# Rear-projecting on a scrim at the front of the stage



## jpe (Jul 31, 2014)

Hi,

I'm fairly new to theatre as a director, and I'm interested in staging a scene where video is rear-projected on a scrim (or other material) downstage, with action visible on stage between the projector and the scrim.

To give you a little more detail, I want an actor watching TV, only instead of an actual TV it's a box with a projector in it and the image is being projected behind him (So, US --> DS, Projector, Actor, scrim)..I want it to remain fairly translucent, in a way that the audience can see both the image and the actor. 

Will this work? And if so, what kind of material would you suggest?


----------



## balderson04 (Jul 31, 2014)

Hi, jpe:

You will also have the full bright projector lamp shining straight into the audience's eyes. A scrim is not designed to handle the light the way a rear-projection screen is, i.e., absorb and diffuse it -- a scrim's job is actually to pass the light.

There ARE scrims of different opacities, so you might find one that works, but I think that the projection lamp will be a problem with any material that is transparent enough to see the actor behind it.

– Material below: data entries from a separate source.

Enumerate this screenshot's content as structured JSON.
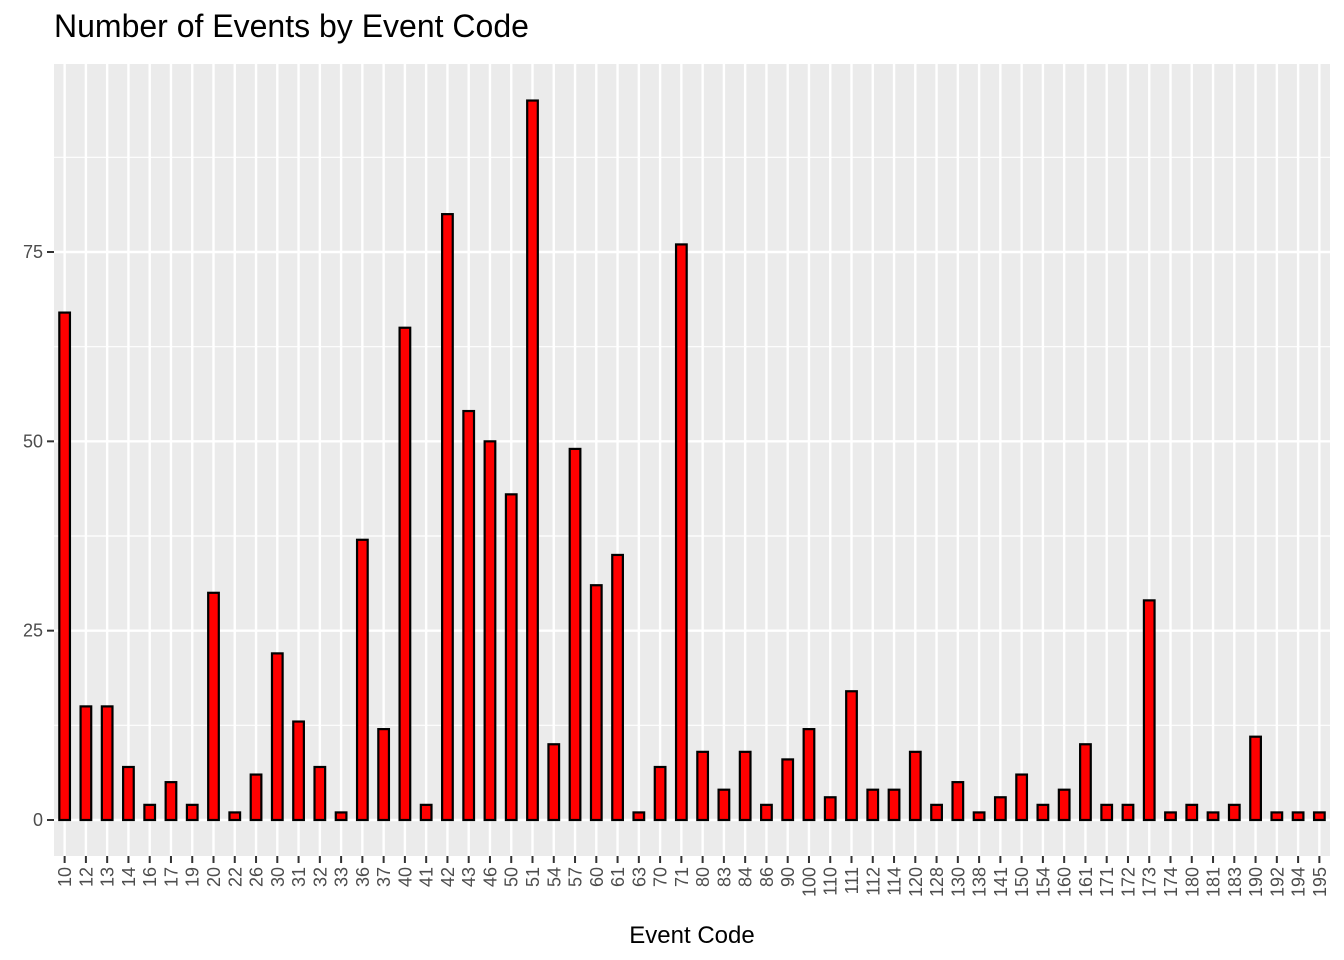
{
  "chart_data": {
    "type": "bar",
    "title": "Number of Events by Event Code",
    "xlabel": "Event Code",
    "ylabel": "",
    "ylim": [
      0,
      100
    ],
    "y_ticks": [
      0,
      25,
      50,
      75
    ],
    "grid": true,
    "bar_fill": "#ff0000",
    "bar_stroke": "#000000",
    "panel_background": "#ebebeb",
    "grid_color": "#ffffff",
    "categories": [
      "10",
      "12",
      "13",
      "14",
      "16",
      "17",
      "19",
      "20",
      "22",
      "26",
      "30",
      "31",
      "32",
      "33",
      "36",
      "37",
      "40",
      "41",
      "42",
      "43",
      "46",
      "50",
      "51",
      "54",
      "57",
      "60",
      "61",
      "63",
      "70",
      "71",
      "80",
      "83",
      "84",
      "86",
      "90",
      "100",
      "110",
      "111",
      "112",
      "114",
      "120",
      "128",
      "130",
      "138",
      "141",
      "150",
      "154",
      "160",
      "161",
      "171",
      "172",
      "173",
      "174",
      "180",
      "181",
      "183",
      "190",
      "192",
      "194",
      "195"
    ],
    "values": [
      67,
      15,
      15,
      7,
      2,
      5,
      2,
      30,
      1,
      6,
      22,
      13,
      7,
      1,
      37,
      12,
      65,
      2,
      80,
      54,
      50,
      43,
      95,
      10,
      49,
      31,
      35,
      1,
      7,
      76,
      9,
      4,
      9,
      2,
      8,
      12,
      3,
      17,
      4,
      4,
      9,
      2,
      5,
      1,
      3,
      6,
      2,
      4,
      10,
      2,
      2,
      29,
      1,
      2,
      1,
      2,
      11,
      1,
      1,
      1
    ]
  }
}
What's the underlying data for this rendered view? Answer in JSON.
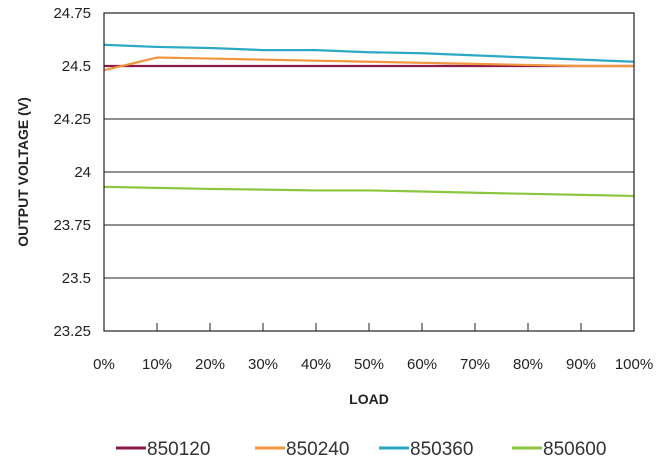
{
  "chart_data": {
    "type": "line",
    "title": "",
    "xlabel": "LOAD",
    "ylabel": "OUTPUT VOLTAGE (V)",
    "categories": [
      "0%",
      "10%",
      "20%",
      "30%",
      "40%",
      "50%",
      "60%",
      "70%",
      "80%",
      "90%",
      "100%"
    ],
    "ylim": [
      23.25,
      24.75
    ],
    "yticks": [
      "24.75",
      "24.5",
      "24.25",
      "24",
      "23.75",
      "23.5",
      "23.25"
    ],
    "grid": "horizontal",
    "legend_position": "bottom",
    "series": [
      {
        "name": "850120",
        "color": "#8b1a4a",
        "values": [
          24.5,
          24.5,
          24.5,
          24.5,
          24.5,
          24.5,
          24.5,
          24.5,
          24.5,
          24.5,
          24.5
        ]
      },
      {
        "name": "850240",
        "color": "#f0963c",
        "values": [
          24.48,
          24.54,
          24.535,
          24.53,
          24.525,
          24.52,
          24.515,
          24.51,
          24.505,
          24.5,
          24.5
        ]
      },
      {
        "name": "850360",
        "color": "#2aa9c4",
        "values": [
          24.6,
          24.59,
          24.585,
          24.575,
          24.575,
          24.565,
          24.56,
          24.55,
          24.54,
          24.53,
          24.52
        ]
      },
      {
        "name": "850600",
        "color": "#8cc63f",
        "values": [
          23.93,
          23.925,
          23.92,
          23.917,
          23.913,
          23.913,
          23.908,
          23.902,
          23.897,
          23.892,
          23.887
        ]
      }
    ]
  }
}
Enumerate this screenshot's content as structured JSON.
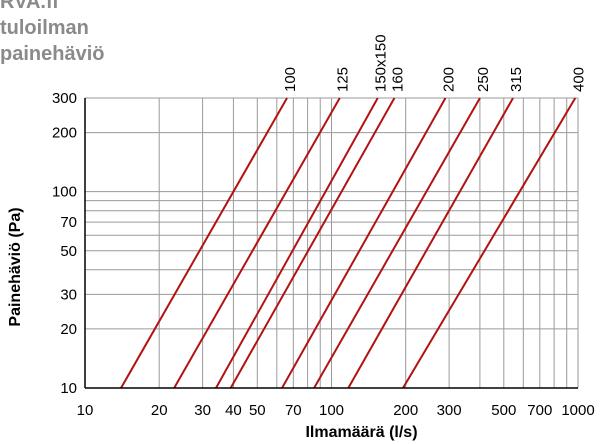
{
  "title_lines": [
    "RVA.fi",
    "tuloilman",
    "painehäviö"
  ],
  "colors": {
    "line": "#b31212",
    "grid": "#9a9a9a",
    "axis": "#000000",
    "title": "#8a8a8a"
  },
  "chart_data": {
    "type": "line",
    "title": "RVA.fi tuloilman painehäviö",
    "xlabel": "Ilmamäärä (l/s)",
    "ylabel": "Painehäviö (Pa)",
    "xscale": "log",
    "yscale": "log",
    "xlim": [
      10,
      1000
    ],
    "ylim": [
      10,
      300
    ],
    "grid": true,
    "x_ticks": [
      10,
      20,
      30,
      40,
      50,
      70,
      100,
      200,
      300,
      500,
      700,
      1000
    ],
    "x_tick_labels": [
      "10",
      "20",
      "30",
      "40",
      "50",
      "70",
      "100",
      "200",
      "300",
      "500",
      "700",
      "1000"
    ],
    "y_ticks": [
      10,
      20,
      30,
      50,
      70,
      100,
      200,
      300
    ],
    "y_tick_labels": [
      "10",
      "20",
      "30",
      "50",
      "70",
      "100",
      "200",
      "300"
    ],
    "x_gridlines": [
      10,
      20,
      30,
      40,
      50,
      60,
      70,
      80,
      90,
      100,
      200,
      300,
      400,
      500,
      600,
      700,
      800,
      900,
      1000
    ],
    "y_gridlines": [
      10,
      20,
      30,
      40,
      50,
      60,
      70,
      80,
      90,
      100,
      200,
      300
    ],
    "series": [
      {
        "name": "100",
        "points": [
          [
            14,
            10
          ],
          [
            66,
            300
          ]
        ]
      },
      {
        "name": "125",
        "points": [
          [
            23,
            10
          ],
          [
            108,
            300
          ]
        ]
      },
      {
        "name": "150x150",
        "points": [
          [
            34,
            10
          ],
          [
            154,
            300
          ]
        ]
      },
      {
        "name": "160",
        "points": [
          [
            39,
            10
          ],
          [
            180,
            300
          ]
        ]
      },
      {
        "name": "200",
        "points": [
          [
            63,
            10
          ],
          [
            290,
            300
          ]
        ]
      },
      {
        "name": "250",
        "points": [
          [
            85,
            10
          ],
          [
            400,
            300
          ]
        ]
      },
      {
        "name": "315",
        "points": [
          [
            117,
            10
          ],
          [
            545,
            300
          ]
        ]
      },
      {
        "name": "400",
        "points": [
          [
            195,
            10
          ],
          [
            975,
            300
          ]
        ]
      }
    ]
  }
}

That's all I've got to offer. Sorry.

David


jpe said:


> Hi,
> 
> I'm fairly new to theatre as a director, and I'm interested in staging a scene where video is rear-projected on a scrim (or other material) downstage, with action visible on stage between the projector and the scrim.
> 
> ...


----------



## JChenault (Aug 1, 2014)

Not going to work as you described. Consider:

Front projecting on the DS scrim (might work if the projector is bright and the images are contrasts. Try it first)
Turn things around and project on an opaque surface US do the actor. ( or RP if you prefer)


----------



## balderson04 (Aug 1, 2014)

Thinking a little more, you might try projecting from an angle onto the scrim, i.e., from SL or SR. You would then have to find a way to compensate for a distorted image, but you might reduce the amount of light bleeding through onto the audience . . . maybe.

David



jpe said:


> Hi,
> 
> I'm fairly new to theatre as a director, and I'm interested in staging a scene where video is rear-projected on a scrim (or other material) downstage, with action visible on stage between the projector and the scrim.
> 
> ...


----------



## josh88 (Aug 1, 2014)

balderson04 said:


> Thinking a little more, you might try projecting from an angle onto the scrim, i.e., from SL or SR. You would then have to find a way to compensate for a distorted image, but you might reduce the amount of light bleeding through onto the audience . . . maybe.
> 
> David



Most projectors have a keystone option that would be able to compensate for the distortion of coming in at an angle. I'd agree that as an audience member I'd prefer not to be staring into a projector painted at me even if there was a scrim between us.


----------



## ruinexplorer (Aug 2, 2014)

jpe said:


> Hi,
> 
> I'm fairly new to theatre as a director, and I'm interested in staging a scene where video is rear-projected on a scrim (or other material) downstage, with action visible on stage between the projector and the scrim.
> 
> ...



If you don't mind something like a chunk of acrylic hanging, instead of something that would fill the proscenium like a scrim, then this could be workable. You can place a film on the acrylic so that it will catch the projected image and distribute it like a screen (example, example). This will work best if the projector is much lower than the "screen" so that the direct light will be heading toward the catwalks, not blinding the audience as a straight on shot would.


----------



## Joshualangman (Aug 6, 2014)

If the actor watching TV is close enough and the audience area is fairly narrow, the actor's body may block the lamp itself — though obviously the closer to the projector he is, the more of the image his body will obscure.


----------